Citrix Provisioning Target Poor Performance And Slow Boot

book

Article ID: CTX583998

calendar_today

Updated On:

Description

Target Devices appear to boot slowly and hang or remain stuck at a black screen shortly after power on.  Other devices that are up and running can be found frozen.  These machines might be found "unregistered" in Studio and you cannot RDP or console into them.  PVS servers may be reporting DB Offline events and overall performance is slow. 

Target Devices event logs were redirected should persist showing events 155, 156, 157 and 158.  
PVS Servers may show DB Offline events under streamprocess in the event viewer.

Resolution

Target Devices should be running version 1912CU6 or 2203CU3 or any Current Release version beyond this. 

Find the machines that are currently booted up and hung or stuck in the middle of a slow boot and power them down.  This eliminates the consistent HA_Login request and allows PVS to catch up with IO request for running devices.  DB Offline should return to a normal state and boot performance should start performing as expected.  

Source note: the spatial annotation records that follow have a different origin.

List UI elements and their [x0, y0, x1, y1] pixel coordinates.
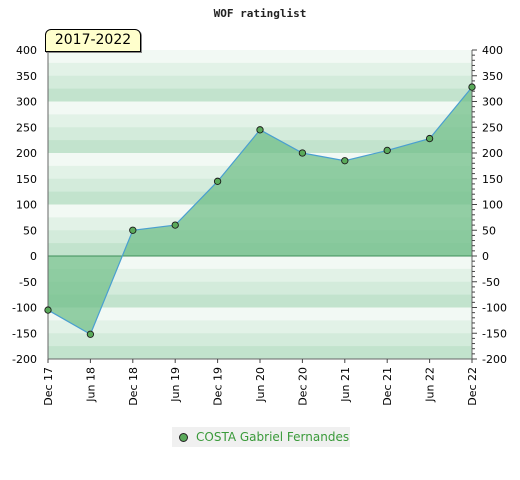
y-axis-right: 400 350 300 250 200 150 100 50 0 -50 -100 -150 -200: [482, 44, 507, 366]
background-band: [48, 50, 472, 64]
y-tick-label-left: 150: [16, 173, 37, 186]
legend-label: COSTA Gabriel Fernandes: [196, 430, 350, 444]
x-tick-label: Jun 19: [169, 367, 182, 403]
y-tick-label-left: 300: [16, 96, 37, 109]
y-tick-label-right: -150: [482, 327, 507, 340]
y-tick-label-left: 350: [16, 70, 37, 83]
x-tick-label: Dec 22: [466, 367, 479, 406]
y-tick-label-left: 250: [16, 121, 37, 134]
background-band: [48, 320, 472, 334]
chart-title: WOF ratinglist: [214, 7, 307, 20]
background-band: [48, 75, 472, 90]
x-tick-label: Dec 20: [296, 367, 309, 406]
x-tick-label: Dec 17: [42, 367, 55, 406]
data-point[interactable]: [256, 126, 264, 134]
background-band: [48, 333, 472, 347]
x-tick-label: Dec 21: [381, 367, 394, 406]
data-point[interactable]: [425, 134, 434, 143]
legend[interactable]: COSTA Gabriel Fernandes: [172, 427, 350, 447]
y-tick-label-left: -50: [19, 276, 37, 289]
y-tick-label-right: 350: [482, 70, 503, 83]
y-tick-label-left: -150: [12, 327, 37, 340]
series-markers: [44, 83, 476, 338]
y-tick-label-right: 200: [482, 147, 503, 160]
data-point[interactable]: [171, 221, 179, 229]
x-tick-label: Dec 18: [127, 367, 140, 406]
y-tick-label-left: 100: [16, 199, 37, 212]
data-point[interactable]: [213, 177, 222, 185]
x-tick-label: Jun 18: [84, 367, 97, 403]
y-tick-label-left: -200: [12, 353, 37, 366]
background-band: [48, 346, 472, 360]
data-point[interactable]: [298, 149, 307, 157]
y-tick-label-right: 150: [482, 173, 503, 186]
background-band: [48, 256, 472, 270]
background-band: [48, 114, 472, 128]
y-tick-label-right: 50: [482, 224, 496, 237]
background-band: [48, 62, 472, 77]
background-band: [48, 281, 472, 296]
period-label: 2017-2022: [45, 29, 141, 52]
y-tick-label-right: 300: [482, 96, 503, 109]
background-band: [48, 101, 472, 115]
data-point[interactable]: [341, 157, 349, 165]
y-tick-label-left: 50: [23, 224, 37, 237]
background-band: [48, 294, 472, 308]
data-point[interactable]: [383, 146, 391, 155]
y-tick-label-left: 0: [30, 250, 37, 263]
x-axis: Dec 17 Jun 18 Dec 18 Jun 19 Dec 19 Jun 20 Dec …: [42, 359, 479, 406]
x-tick-label: Jun 20: [254, 367, 267, 403]
y-tick-label-right: -50: [482, 276, 500, 289]
x-tick-label: Jun 21: [339, 367, 352, 403]
y-tick-label-right: 250: [482, 121, 503, 134]
y-tick-label-right: 0: [482, 250, 489, 263]
background-band: [48, 268, 472, 283]
y-axis-left: 400 350 300 250 200 150 100 50 0 -50 -100 -150 -200: [12, 44, 37, 366]
y-tick-label-right: 100: [482, 199, 503, 212]
legend-marker: [179, 432, 188, 442]
y-tick-label-left: -100: [12, 302, 37, 315]
y-tick-label-left: 400: [16, 44, 37, 57]
x-tick-label: Jun 22: [424, 367, 437, 403]
data-point[interactable]: [129, 226, 137, 234]
data-point[interactable]: [468, 83, 476, 91]
y-tick-label-right: -200: [482, 353, 507, 366]
background-band: [48, 307, 472, 321]
data-point[interactable]: [44, 306, 52, 314]
series-area-fill: [48, 87, 472, 335]
y-tick-label-right: -100: [482, 302, 507, 315]
data-point[interactable]: [86, 330, 95, 338]
y-tick-label-right: 400: [482, 44, 503, 57]
background-band: [48, 88, 472, 102]
x-tick-label: Dec 19: [212, 367, 225, 406]
y-tick-label-left: 200: [16, 147, 37, 160]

The PVS Software should be upgraded to avoid this slow performance.  The Target Device had inconsistencies in its reconnect over several versions of the client as a result of ongoing Microsoft changes in this space.

Problem Cause

Target Device client software cannot reconnect back to its local socket in order to establish the vDisk connection.  Prior to PVS 1912CU6 /2203CU3 the target software client did not consistently connect back to its local socket during HA.  The Target can HA for many reasons, too many request for the same block of data, a break in network connectivity (with pending IO requests) such as during DRS or even the act of dynamically or manually rebalancing the devices amongst servers will set off HA.  HA is driven by the Target Device (bnistack.sys) its job is to send a HA_Logon request to the list of servers it found in its bootstrap.  The Target will send a request every second until reconnected or power cycled.  The PVS server must query SQL when the request comes in, this in turn puts pressure on SQL, the more devices in this state of cannot reconnect continues driving significant traffic in the servers direction.  This can result in SQL deadlocking and DB Offline events and continued slowness in IO replies if devices continue to fail and not first be mitigated, powered down, rebooted etc..

Event 155 is completely normal, this is a message indicating HA in progress.  PVS typically handles HA seamlessly and this event is not usually followed by anything.

This issue is not consistent in terms of failure you may see any combination of events always starting with event 155 and ending with event 158.  156 and 157 may or may not be present in the failure.

https://support.citrix.com/article/CTX126407/windows-event-codes-generated-by-provisioning-services-bnistack

155 Informational [IosReconnectHA] HA Reconnect in progress
156 Informational [IosReconnectHA] Invalid socket error, trying another socket
157 Informational [IosReconnectHA] Failed to connect to the server pausing before retry
158 Error [MIoProcessIosReadTransaction] Invalid reconnection handle returned

Additional Information

This problem in particular is specific to how the PVS Target software reconnects back to the Windows socket.  This problem can also occur when an aggressive security client or AV component prevents the connection.  The continued HA_Login requests can have a significant impact on streamprocess performance, this in turn leads to PVS server high CPU.  It important to apply a good version of the target software or eliminate the additional security impact followed by a reboot of all devices in order to fully mitigate this behavior.